After unsuccessful professional football attempts at Ghana club Asante Kotoko and Vietnam, Uganda Cranes and KCCA leftback Joseph Ochaya has reported signed a multi-million deal in Zambia.
Ochaya who had hoped to earn a move to Europe riding on the back of starring for Uganda the 2017 African Cup of Nations finals in Gabon, a few days ago completed a Shs432m move from league holders KCCA to Zambian Premier League side Lusaka Dynamos.
With a personal sign-on fee of $50000 (Shs160m), expected to earn a reported $7000 (Shs25m) a month, it will be Ochaya knows the game has evolved in many ways today and money runs the beautiful game and age is nit on his side as well.

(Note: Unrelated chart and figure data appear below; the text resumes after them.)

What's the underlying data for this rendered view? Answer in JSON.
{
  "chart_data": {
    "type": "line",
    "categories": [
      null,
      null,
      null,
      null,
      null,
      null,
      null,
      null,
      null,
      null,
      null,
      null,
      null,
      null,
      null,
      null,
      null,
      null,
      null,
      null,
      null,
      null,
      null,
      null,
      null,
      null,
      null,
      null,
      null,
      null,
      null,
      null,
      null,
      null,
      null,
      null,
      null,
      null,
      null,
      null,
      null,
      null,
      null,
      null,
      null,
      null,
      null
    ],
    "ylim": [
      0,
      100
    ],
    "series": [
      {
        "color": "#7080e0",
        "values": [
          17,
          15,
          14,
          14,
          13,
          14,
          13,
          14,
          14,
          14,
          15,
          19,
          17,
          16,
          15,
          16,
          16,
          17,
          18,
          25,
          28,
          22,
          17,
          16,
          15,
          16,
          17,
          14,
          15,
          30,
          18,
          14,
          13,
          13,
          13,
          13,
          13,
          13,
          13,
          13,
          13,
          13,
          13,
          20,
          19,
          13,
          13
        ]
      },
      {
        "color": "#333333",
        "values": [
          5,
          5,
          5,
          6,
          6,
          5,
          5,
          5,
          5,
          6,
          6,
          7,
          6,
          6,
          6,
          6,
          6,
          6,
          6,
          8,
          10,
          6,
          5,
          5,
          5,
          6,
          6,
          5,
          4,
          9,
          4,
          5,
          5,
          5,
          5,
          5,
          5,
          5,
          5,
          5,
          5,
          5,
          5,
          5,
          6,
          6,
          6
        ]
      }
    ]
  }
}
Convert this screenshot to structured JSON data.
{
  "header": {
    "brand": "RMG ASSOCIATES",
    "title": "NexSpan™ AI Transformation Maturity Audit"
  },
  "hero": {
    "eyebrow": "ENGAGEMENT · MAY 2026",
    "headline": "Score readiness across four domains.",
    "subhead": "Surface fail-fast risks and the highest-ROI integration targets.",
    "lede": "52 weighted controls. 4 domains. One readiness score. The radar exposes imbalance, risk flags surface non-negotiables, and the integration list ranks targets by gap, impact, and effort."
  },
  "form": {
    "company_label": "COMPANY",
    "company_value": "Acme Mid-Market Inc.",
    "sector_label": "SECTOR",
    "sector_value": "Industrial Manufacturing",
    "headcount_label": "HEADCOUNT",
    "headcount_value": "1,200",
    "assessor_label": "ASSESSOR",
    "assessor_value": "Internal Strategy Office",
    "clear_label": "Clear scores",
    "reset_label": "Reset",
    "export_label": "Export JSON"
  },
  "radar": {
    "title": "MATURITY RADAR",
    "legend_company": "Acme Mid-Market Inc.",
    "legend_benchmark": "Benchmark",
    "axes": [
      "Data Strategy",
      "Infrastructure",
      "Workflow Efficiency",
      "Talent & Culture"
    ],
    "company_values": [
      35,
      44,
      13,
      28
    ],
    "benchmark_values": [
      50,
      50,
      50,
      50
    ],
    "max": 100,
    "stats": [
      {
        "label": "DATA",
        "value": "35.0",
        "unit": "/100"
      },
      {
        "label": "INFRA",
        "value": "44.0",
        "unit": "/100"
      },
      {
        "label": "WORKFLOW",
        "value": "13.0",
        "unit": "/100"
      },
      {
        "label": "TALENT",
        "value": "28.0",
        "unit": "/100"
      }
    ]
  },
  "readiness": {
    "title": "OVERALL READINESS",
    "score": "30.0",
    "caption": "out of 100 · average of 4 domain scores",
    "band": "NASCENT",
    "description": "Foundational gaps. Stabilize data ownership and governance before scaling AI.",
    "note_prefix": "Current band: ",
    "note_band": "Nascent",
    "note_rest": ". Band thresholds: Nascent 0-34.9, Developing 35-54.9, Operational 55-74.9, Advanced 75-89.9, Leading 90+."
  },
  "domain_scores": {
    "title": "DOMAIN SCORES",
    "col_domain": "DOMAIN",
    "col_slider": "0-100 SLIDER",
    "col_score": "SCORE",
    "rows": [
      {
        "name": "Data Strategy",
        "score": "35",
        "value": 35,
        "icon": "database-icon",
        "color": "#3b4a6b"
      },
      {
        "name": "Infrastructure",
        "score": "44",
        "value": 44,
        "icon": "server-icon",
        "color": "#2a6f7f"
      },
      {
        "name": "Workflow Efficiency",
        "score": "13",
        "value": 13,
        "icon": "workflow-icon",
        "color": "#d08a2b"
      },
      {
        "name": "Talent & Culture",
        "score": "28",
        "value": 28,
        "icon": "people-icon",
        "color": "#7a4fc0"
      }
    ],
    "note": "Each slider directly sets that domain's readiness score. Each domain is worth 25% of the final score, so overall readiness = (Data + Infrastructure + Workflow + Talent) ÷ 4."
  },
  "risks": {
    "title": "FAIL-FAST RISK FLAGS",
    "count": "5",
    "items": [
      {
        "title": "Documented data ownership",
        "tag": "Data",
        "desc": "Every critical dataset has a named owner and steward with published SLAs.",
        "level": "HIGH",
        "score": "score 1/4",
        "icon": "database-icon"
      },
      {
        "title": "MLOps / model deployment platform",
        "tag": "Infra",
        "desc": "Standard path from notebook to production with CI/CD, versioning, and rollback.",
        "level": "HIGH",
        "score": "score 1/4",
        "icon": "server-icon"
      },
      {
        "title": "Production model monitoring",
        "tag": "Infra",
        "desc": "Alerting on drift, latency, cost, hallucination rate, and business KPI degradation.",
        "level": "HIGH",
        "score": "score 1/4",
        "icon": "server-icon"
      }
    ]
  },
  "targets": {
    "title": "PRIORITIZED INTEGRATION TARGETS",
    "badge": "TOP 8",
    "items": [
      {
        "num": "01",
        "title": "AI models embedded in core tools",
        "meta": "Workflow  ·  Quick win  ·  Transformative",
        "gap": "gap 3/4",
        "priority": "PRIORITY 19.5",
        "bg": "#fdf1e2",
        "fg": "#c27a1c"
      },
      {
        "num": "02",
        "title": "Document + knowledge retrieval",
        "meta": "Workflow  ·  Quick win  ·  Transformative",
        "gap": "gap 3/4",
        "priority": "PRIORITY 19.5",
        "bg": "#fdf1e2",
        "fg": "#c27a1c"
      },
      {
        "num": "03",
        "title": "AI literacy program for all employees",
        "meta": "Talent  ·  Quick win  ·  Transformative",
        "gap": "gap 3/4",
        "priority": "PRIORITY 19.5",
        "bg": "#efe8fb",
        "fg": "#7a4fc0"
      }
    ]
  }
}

If it is not for the paycheque, Ochaya and his people cannot possibly argue that recently demoted and reinstated Lusaka is more competitive than KCCA that is playing in the African Champions League.
Playing his final game for KCCA on Saturday against Mamelodi Sundowns in the CAF Champions League, former local league MVP Ochaya, an increasingly peripheral figure in Ugandan football, however much his impending transfer to Zambia is dressed up, it is difficult not to think it deeply unsatisfying to see someone of his age abandoning any real sense of ambition and, without wishing to be too cruel, a certain amount of respectability. In mid 20s, he is approaching what should be the greatest years of his career, even if it seems apparent they will not be with KCCA or in Europe. He is also somehow rich already, most struggling footballers would assume, after being on Ghanaian and Vietnamese payrolls, and surely talented enough to attract potential buyers from top leagues in North Africa and Eastern Europe. Good luck to him, I suppose, but however many noughts are added to his salary, I do wonder how much job satisfaction there can be for a footballer with his gifts at a level several rungs down.
One would say that being a footballer in Uganda, Ochaya and his agent/manager are worried he would be skidding towards the end of a rapidly decelerating career and the truth is he has five or six years away from the point where he might be thinking about one last payday.
If that sounds slightly harsh, the reality is we are probably just going to have to get used to players heading that way, judging by the mind-boggling amounts on offer, and presumably it won’t be too long before the footballer gets a switch to the South African Premier League (Bidvest Wits 2016 transfer was a bluff) and the Zambian league is near to them and on SuperSport TV.
All the same, a footballer’s life has a short lifespan has Ochaya has to look after his family when he still can.